Silly question: Do the light bulbs in Cyprus have a bayonet fitting as in UK or Edison screw?

Peter


----------



## Veronica (Apr 5, 2008)

PeteandSylv said:


> Silly question: Do the light bulbs in Cyprus have a bayonet fitting as in UK or Edison screw?
> 
> Peter


Both  whichever you want


----------



## PeteandSylv (Sep 24, 2008)

While that's true in the UK, the majority are bayonet. Is it the same in Cyprus?

Peter


----------



## Veronica (Apr 5, 2008)

PeteandSylv said:


> While that's true in the UK, the majority are bayonet.
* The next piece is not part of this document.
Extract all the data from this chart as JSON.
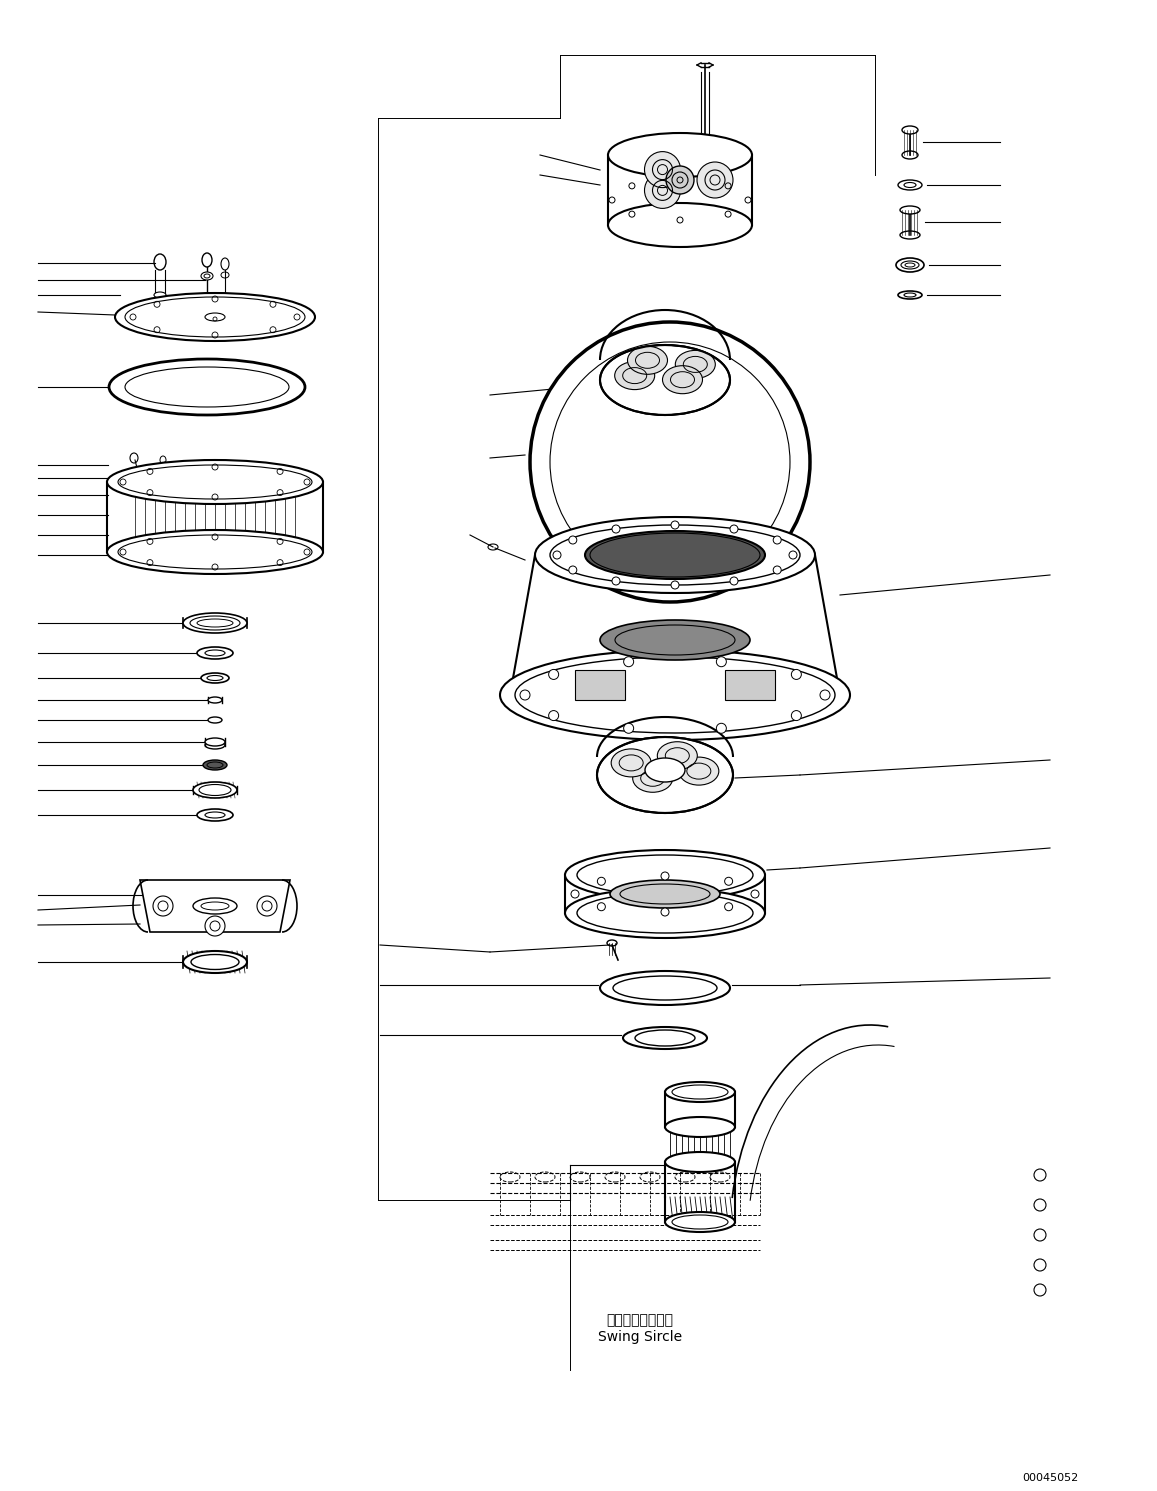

Is it the same in Cyprus?
> 
> Peter


Yes it is but you can buy bulbs in both bayonet and screw types.


----------



## PeteandSylv (Sep 24, 2008)

Thank you.

Actually I should have asked about the light fittings not the bulbs to make it clearer, but I guess the answer will be bayonet.

Peter


----------



## Veronica (Apr 5, 2008)

PeteandSylv said:


> Thank you.
> 
> Actually I should have asked about the light fittings not the bulbs to make it clearer, but I guess the answer will be bayonet.
> 
> Peter


Ceiling light mainly tend to be bayonet but it depends on the country of manufacture as many are imported from Italy and Greece.
Dosnt really matter either way as all types of bulbs are available.


----------



## BabsM (May 24, 2008)

PeteandSylv said:


> Thank you.
> 
> Actually I should have asked about the light fittings not the bulbs to make it clearer, but I guess the answer will be bayonet.
> 
> Peter


Most of the fittings that we bought this year are screw fittings although we have one matching set in the lounge (ceiling light, pendant light, table lamp & standard lamp) that are the tiny halogen bulbs. Our apartment has mainly bayonet fittings. 

The electricity board were giving away free energy saving bulbs not so long ago.

From our experience, bulbs here are a smilar price to the UK.


----------